As a mental health provider, it’s heartening to see a growing public conversation about mental health. This conversation, amplified by initiatives like last month’s Bell Let’s Talk campaign, helps to lessen the stigma around mental illness. We still have work to do, but we’re making progress.
This year, one of Bell Let’s Talk’s spokespeople was broadcaster Michael Landsberg. In a video created for the campaign, Michael tells a story about publicly sharing his battle with mental health, which he says “changed his life”.
“The next day I started to hear from people saying it was the first time in their life they have heard two people speak about their struggles with mental illness without sounding ashamed, without sounding embarrassed, without sounding weak.”
“One person was in the process of hanging himself when I responded to his email,” he continues. “He had a belt on a hook in his cupboard and I responded to his email and he heard the computer go and he thought to himself, well, could be my family. I’d better go answer because I don’t want them showing up. But it was me. And he answered me, and then he went back to finish the job. And then I answered him again and we went back and forth six times and the last time he decided, ‘You know what? This guy makes a little bit of sense. Maybe tomorrow I’ll go for help.’ And he went for help the next day. And two and a half years later, he sent me a picture of him and his newborn baby. And four months ago I was the best man at his wedding. Someone I’ve only met once in my life. But that changed my life.”
Landsberg’s experience illustrates the power of stepping out and sharing your mental health story. Unfortunately, people are still often afraid to share their stories. Historically, that’s been particularly true of men – with sometimes devastating consequences.
According to the Canadian Mental Health Association, among Canadians of all ages, four out of every five suicides are male.
Why? In large part, it’s because men are less likely to seek help when they’re struggling. And why’s that? It’s complicated, but societal norms are largely to blame.
According to recent research from Indiana University Bloomington, the more men adhered to traditional norms of masculinity, the more likely they were to have poor mental health practices and the less likely they were to hold “favourable attitudes toward seeking psychological help.”
Dr. Don McCreary, co-chair of the Toronto Men’s Health Network, believes that we have created a culture where men feel that they have to be tough and strong. “Our society is very good at punishing gender deviation in men. Weakness is not considered to be masculine.”

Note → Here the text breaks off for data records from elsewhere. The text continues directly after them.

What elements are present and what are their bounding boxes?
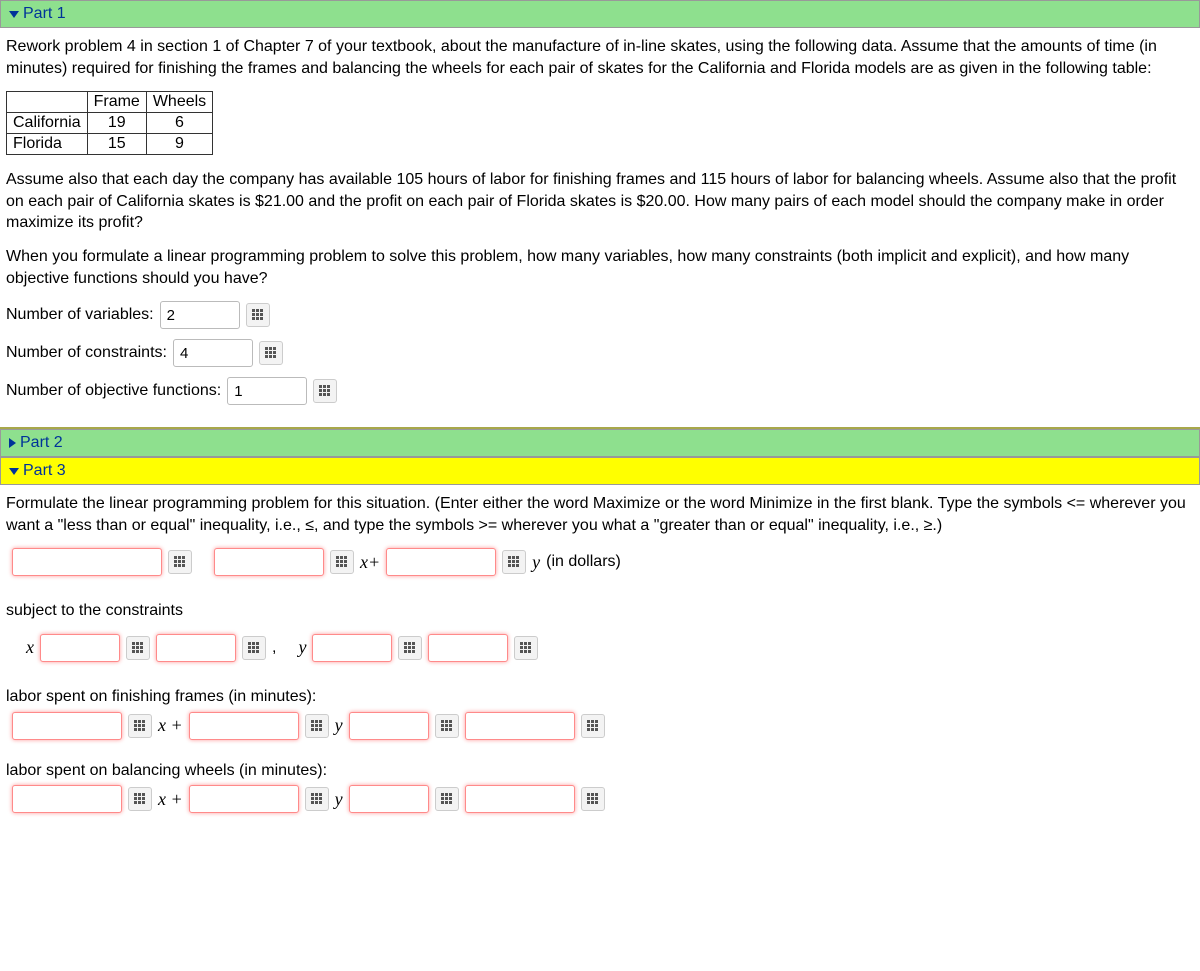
keypad-button[interactable] bbox=[305, 714, 329, 738]
wheels-coef-y-input[interactable] bbox=[189, 785, 299, 813]
data-table: Frame Wheels California 19 6 Florida 15 … bbox=[6, 91, 213, 155]
keypad-button[interactable] bbox=[246, 303, 270, 327]
keypad-button[interactable] bbox=[514, 636, 538, 660]
keypad-icon bbox=[587, 793, 599, 805]
frames-relation-input[interactable] bbox=[349, 712, 429, 740]
num-variables-input[interactable] bbox=[160, 301, 240, 329]
part-3-content: Formulate the linear programming problem… bbox=[0, 485, 1200, 831]
table-row: Florida 15 9 bbox=[7, 134, 213, 155]
keypad-button[interactable] bbox=[313, 379, 337, 403]
part1-para2: Assume also that each day the company ha… bbox=[6, 169, 1194, 234]
keypad-icon bbox=[265, 347, 277, 359]
chevron-down-icon bbox=[9, 11, 19, 18]
y-value-input[interactable] bbox=[428, 634, 508, 662]
table-cell: 9 bbox=[146, 134, 212, 155]
part1-para3: When you formulate a linear programming … bbox=[6, 246, 1194, 289]
keypad-icon bbox=[248, 642, 260, 654]
table-cell: Wheels bbox=[146, 92, 212, 113]
keypad-icon bbox=[311, 720, 323, 732]
keypad-icon bbox=[311, 793, 323, 805]
wheels-relation-input[interactable] bbox=[349, 785, 429, 813]
num-objective-label: Number of objective functions: bbox=[6, 382, 221, 400]
y-relation-input[interactable] bbox=[312, 634, 392, 662]
part-3-label: Part 3 bbox=[23, 462, 66, 480]
table-row: Frame Wheels bbox=[7, 92, 213, 113]
symbol-y: y bbox=[532, 552, 540, 573]
objective-coef-x-input[interactable] bbox=[214, 548, 324, 576]
wheels-coef-x-input[interactable] bbox=[12, 785, 122, 813]
part-3-header[interactable]: Part 3 bbox=[0, 457, 1200, 485]
num-objective-input[interactable] bbox=[227, 377, 307, 405]
num-variables-label: Number of variables: bbox=[6, 306, 154, 324]
keypad-button[interactable] bbox=[128, 714, 152, 738]
keypad-icon bbox=[336, 556, 348, 568]
part3-intro: Formulate the linear programming problem… bbox=[6, 493, 1194, 536]
num-constraints-input[interactable] bbox=[173, 339, 253, 367]
keypad-button[interactable] bbox=[581, 714, 605, 738]
keypad-icon bbox=[441, 793, 453, 805]
keypad-button[interactable] bbox=[581, 787, 605, 811]
keypad-button[interactable] bbox=[330, 550, 354, 574]
symbol-x: x + bbox=[158, 715, 183, 736]
symbol-y: y bbox=[335, 789, 343, 810]
symbol-x: x + bbox=[158, 789, 183, 810]
keypad-icon bbox=[132, 642, 144, 654]
keypad-button[interactable] bbox=[398, 636, 422, 660]
table-cell: 15 bbox=[87, 134, 146, 155]
keypad-button[interactable] bbox=[128, 787, 152, 811]
table-cell bbox=[7, 92, 88, 113]
x-value-input[interactable] bbox=[156, 634, 236, 662]
x-relation-input[interactable] bbox=[40, 634, 120, 662]
part-1-label: Part 1 bbox=[23, 5, 66, 23]
keypad-button[interactable] bbox=[242, 636, 266, 660]
table-row: California 19 6 bbox=[7, 113, 213, 134]
table-cell: Frame bbox=[87, 92, 146, 113]
frames-rhs-input[interactable] bbox=[465, 712, 575, 740]
num-constraints-label: Number of constraints: bbox=[6, 344, 167, 362]
part-1-header[interactable]: Part 1 bbox=[0, 0, 1200, 28]
keypad-icon bbox=[404, 642, 416, 654]
objective-coef-y-input[interactable] bbox=[386, 548, 496, 576]
subject-to-label: subject to the constraints bbox=[6, 600, 1194, 622]
keypad-icon bbox=[587, 720, 599, 732]
objective-tail: (in dollars) bbox=[546, 553, 621, 571]
frames-label: labor spent on finishing frames (in minu… bbox=[6, 686, 1194, 708]
keypad-icon bbox=[252, 309, 264, 321]
table-cell: 19 bbox=[87, 113, 146, 134]
keypad-button[interactable] bbox=[259, 341, 283, 365]
frames-coef-x-input[interactable] bbox=[12, 712, 122, 740]
wheels-label: labor spent on balancing wheels (in minu… bbox=[6, 760, 1194, 782]
part-1-content: Rework problem 4 in section 1 of Chapter… bbox=[0, 28, 1200, 423]
keypad-icon bbox=[134, 720, 146, 732]
keypad-icon bbox=[441, 720, 453, 732]
keypad-icon bbox=[134, 793, 146, 805]
part-2-label: Part 2 bbox=[20, 434, 63, 452]
comma: , bbox=[272, 639, 276, 657]
keypad-button[interactable] bbox=[502, 550, 526, 574]
keypad-button[interactable] bbox=[168, 550, 192, 574]
frames-coef-y-input[interactable] bbox=[189, 712, 299, 740]
table-cell: California bbox=[7, 113, 88, 134]
part-2-header[interactable]: Part 2 bbox=[0, 429, 1200, 457]
table-cell: 6 bbox=[146, 113, 212, 134]
table-cell: Florida bbox=[7, 134, 88, 155]
symbol-x: x bbox=[26, 637, 34, 658]
symbol-y: y bbox=[298, 637, 306, 658]
wheels-rhs-input[interactable] bbox=[465, 785, 575, 813]
keypad-icon bbox=[319, 385, 331, 397]
objective-word-input[interactable] bbox=[12, 548, 162, 576]
keypad-icon bbox=[174, 556, 186, 568]
part1-intro: Rework problem 4 in section 1 of Chapter… bbox=[6, 36, 1194, 79]
symbol-x: x+ bbox=[360, 552, 380, 573]
keypad-button[interactable] bbox=[435, 787, 459, 811]
symbol-y: y bbox=[335, 715, 343, 736]
keypad-button[interactable] bbox=[305, 787, 329, 811]
keypad-icon bbox=[508, 556, 520, 568]
keypad-button[interactable] bbox=[435, 714, 459, 738]
chevron-down-icon bbox=[9, 468, 19, 475]
keypad-button[interactable] bbox=[126, 636, 150, 660]
chevron-right-icon bbox=[9, 438, 16, 448]
keypad-icon bbox=[520, 642, 532, 654]
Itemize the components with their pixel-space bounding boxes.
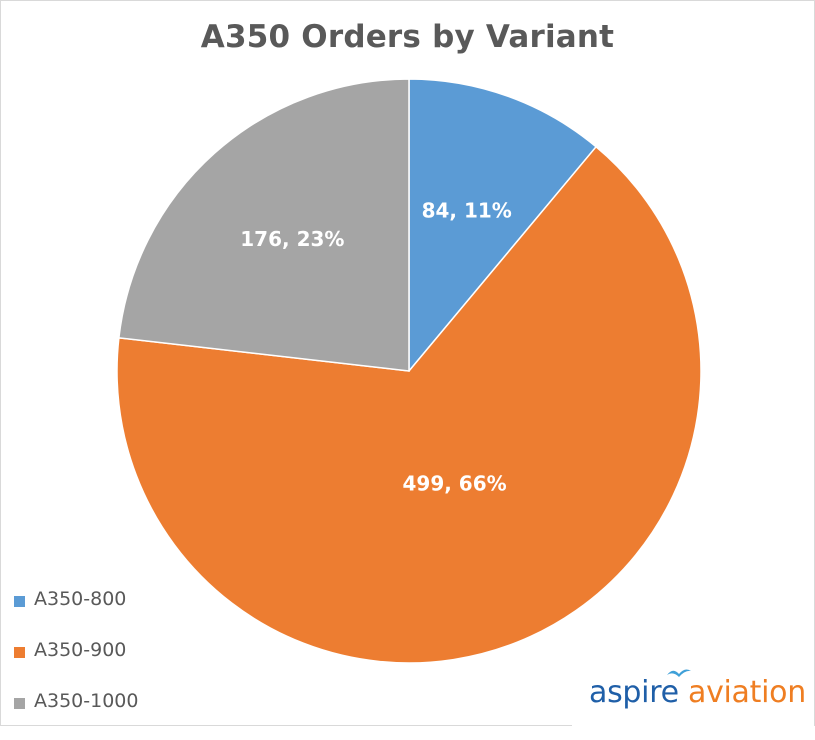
legend-item-a350-1000: A350-1000	[11, 689, 161, 740]
logo-word-aspire: aspire	[589, 675, 679, 710]
legend-label: A350-1000	[34, 690, 139, 712]
pie-slice-a350-800	[408, 78, 598, 374]
pie-slice-a350-900	[116, 145, 702, 664]
legend-swatch	[14, 698, 25, 709]
data-label-a350-900: 499, 66%	[402, 471, 506, 495]
legend-item-a350-800: A350-800	[11, 587, 161, 638]
chart-title: A350 Orders by Variant	[200, 19, 615, 55]
legend-item-a350-900: A350-900	[11, 638, 161, 689]
logo-word-aviation: aviation	[687, 675, 806, 710]
legend-label: A350-800	[34, 588, 127, 610]
legend: A350-800 A350-900 A350-1000	[11, 587, 161, 740]
pie-slice-a350-1000	[118, 78, 410, 372]
pie-chart: 84, 11% 499, 66% 176, 23%	[116, 78, 702, 664]
data-label-a350-800: 84, 11%	[422, 198, 512, 222]
aspire-aviation-logo: aspire aviation	[572, 655, 814, 727]
logo-wordmark: aspire aviation	[589, 675, 806, 710]
legend-swatch	[14, 596, 25, 607]
legend-label: A350-900	[34, 639, 127, 661]
bird-icon	[667, 669, 691, 677]
legend-swatch	[14, 647, 25, 658]
data-label-a350-1000: 176, 23%	[240, 227, 344, 251]
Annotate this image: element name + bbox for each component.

That’s why these stories from people like Howie Mandel and Michael Landsberg are so powerful – they represent a rejection of the idea that speaking out and seeking help is a sign of weakness.
Of course, seeking help and speaking out don’t necessarily need to go hand in hand. It’s perfectly alright if you’re not ready to share your struggle with those around you. Starling allows you to access mental health support in the privacy of your own home. Even if you aren’t struggling right now, accessing Starling periodically can help you process your feelings and assess your mental health functioning before any problems arise.
According to one of our members, Todd, Starling gave him the tools to start expressing his feelings.
“I grew up in a family where talking about emotions wasn’t something to do on a regular basis,” Todd says. “Everyone has feelings, but boys and men don’t talk about them so much. I didn’t really have a vocabulary to talk about these things. With Starling, one of the ways it helps is to give me some language to talk about my emotional and mental health I didn’t have before. It’s an eye-opening thing.”